To further this mission, the Center will engage in undergraduate and post-graduate education and will sponsor educational programs for the broader community (films, lectures, conferences, exhibits.) The Center will develop resource and curricular libraries/cybraries for use by educators and students both locally and globally. It will sponsor research and curriculum development and will serve as a conduit for student action and involvement. The Center will work collaboratively with other institutions having compatible missions.

Why a Center for the Study of the Holocaust, Genocide and Human Rights?

The slaughter of two million Armenians during World War I was once the world's best known and most abhorred example of genocide. Yet, less than a generation later, Adolph Hitler, preparing for the destruction of Europe's Jews, could say "Who, after all, speaks today of the annihilation of the Armenians?"

If we forget, if we fail to understand the roots of genocide, or if we fail to act, the next century's genocidal toll may be much greater than 170 million.

Yet today's students are surprisingly unaware of the circumstances or events of the Holocaust. A recent survey showed 56% did not know that six million Jews were murdered during the Holocaust. 94% did not know that another five million non-combatants, non-Jews, were murdered by the Nazis.

Hate groups are multiplying rapidly, up 20% in 1997 to 474. By 1998 the number grew to 537. Klan and neo-Nazi groups are rising most rapidly. Hate sites on the internet have grown from 163 in 1997 to 254 at the end of 1998, a rise of nearly 60%.

There is no center even roughly comparable in scope and mission within hundreds of miles of Saint Louis.

Why Webster University?

Webster University's legacy and resources -- the founding spirit of the Sisters of Loretto, the work of Harry James Cargas and Jacqueline Grennan Wexler, and the organic growth of relevant programs -- position it uniquely to support the Center's mission.

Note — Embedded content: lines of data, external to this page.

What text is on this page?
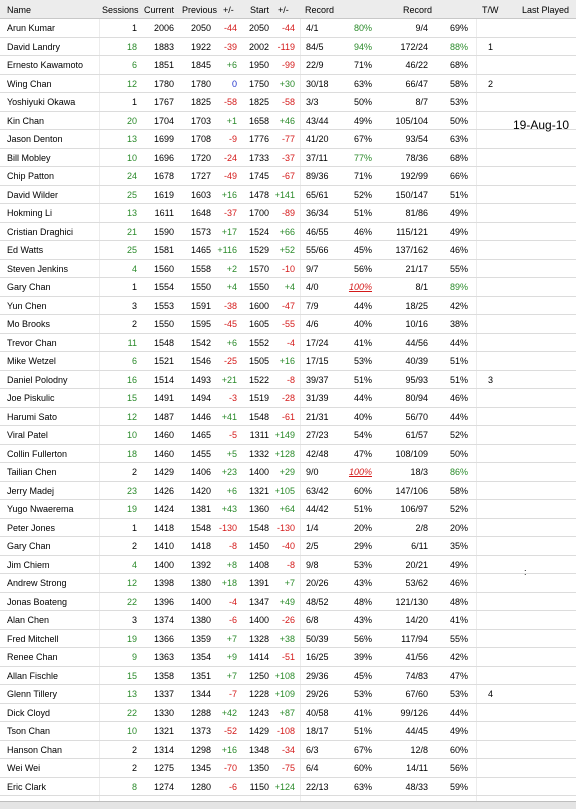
Name	Sessions Current Previous +/- Start +/- Record	Record	T/W	Last Played
Arun Kumar	1 2006 2050 -44 2050 -44 4/1	80%	9/4 69%
David Landry	18 1883 1922 -39 2002 -119 84/5	94%	172/24 88% 1
Ernesto Kawamoto	6 1851 1845 +6 1950 -99 22/9	71%	46/22 68%
Wing Chan	12 1780 1780 0 1750 +30 30/18	63%	66/47 58% 2
Yoshiyuki Okawa	1 1767 1825 -58 1825 -58 3/3	50%	8/7 53%
Kin Chan	20 1704 1703 +1 1658 +46 43/44	49%	105/104 50%
Jason Denton	13 1699 1708 -9 1776 -77 41/20	67%	93/54 63%
Bill Mobley	10 1696 1720 -24 1733 -37 37/11	77%	78/36 68%
Chip Patton	24 1678 1727 -49 1745 -67 89/36	71%	192/99 66%
David Wilder	25 1619 1603 +16 1478 +141 65/61	52%	150/147 51%
Hokming Li	13 1611 1648 -37 1700 -89 36/34	51%	81/86 49%
Cristian Draghici	21 1590 1573 +17 1524 +66 46/55	46%	115/121 49%
Ed Watts	25 1581 1465 +116 1529 +52 55/66	45%	137/162 46%
Steven Jenkins	4 1560 1558 +2 1570 -10 9/7	56%	21/17 55%
Gary Chan	1 1554 1550 +4 1550 +4 4/0	100%	8/1 89%
Yun Chen	3 1553 1591 -38 1600 -47 7/9	44%	18/25 42%
Mo Brooks	2 1550 1595 -45 1605 -55 4/6	40%	10/16 38%
Trevor Chan	11 1548 1542 +6 1552 -4 17/24	41%	44/56 44%
Mike Wetzel	6 1521 1546 -25 1505 +16 17/15	53%	40/39 51%
Daniel Polodny	16 1514 1493 +21 1522 -8 39/37	51%	95/93 51% 3
Joe Piskulic	15 1491 1494 -3 1519 -28 31/39	44%	80/94 46%
Harumi Sato	12 1487 1446 +41 1548 -61 21/31	40%	56/70 44%
Viral Patel	10 1460 1465 -5 1311 +149 27/23	54%	61/57 52%
Collin Fullerton	18 1460 1455 +5 1332 +128 42/48	47%	108/109 50%
Tailian Chen	2 1429 1406 +23 1400 +29 9/0	100%	18/3 86%
Jerry Madej	23 1426 1420 +6 1321 +105 63/42	60%	147/106 58%
Yugo Nwaerema	19 1424 1381 +43 1360 +64 44/42	51%	106/97 52%
Peter Jones	1 1418 1548 -130 1548 -130 1/4	20%	2/8 20%
Gary Chan	2 1410 1418 -8 1450 -40 2/5	29%	6/11 35%
Jim Chiem	4 1400 1392 +8 1408 -8 9/8	53%	20/21 49%
Andrew Strong	12 1398 1380 +18 1391 +7 20/26	43%	53/62 46%
Jonas Boateng	22 1396 1400 -4 1347 +49 48/52	48%	121/130 48%
Alan Chen	3 1374 1380 -6 1400 -26 6/8	43%	14/20 41%
Fred Mitchell	19 1366 1359 +7 1328 +38 50/39	56%	117/94 55%
Renee Chan	9 1363 1354 +9 1414 -51 16/25	39%	41/56 42%
Allan Fischle	15 1358 1351 +7 1250 +108 29/36	45%	74/83 47%
Glenn Tillery	13 1337 1344 -7 1228 +109 29/26	53%	67/60 53% 4
Dick Cloyd	22 1330 1288 +42 1243 +87 40/58	41%	99/126 44%
Tson Chan	10 1321 1373 -52 1429 -108 18/17	51%	44/45 49%
Hanson Chan	2 1314 1298 +16 1348 -34 6/3	67%	12/8 60%
Wei Wei	2 1275 1345 -70 1350 -75 6/4	60%	14/11 56%
Eric Clark	8 1274 1280 -6 1150 +124 22/13	63%	48/33 59%
19-Aug-10
:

With the only organized undergraduate Human Rights curriculum in North America; as the home of the Haiti Project and its unique resource library; with its Refugee Studies curriculum in Geneva and Saint Louis; with a history of teaching and scholarship in the area of genocide and the Holocaust; with an explicitly international outlook and mission and campuses in Europe and Asia; Webster University is the natural, the best, place for such a Center.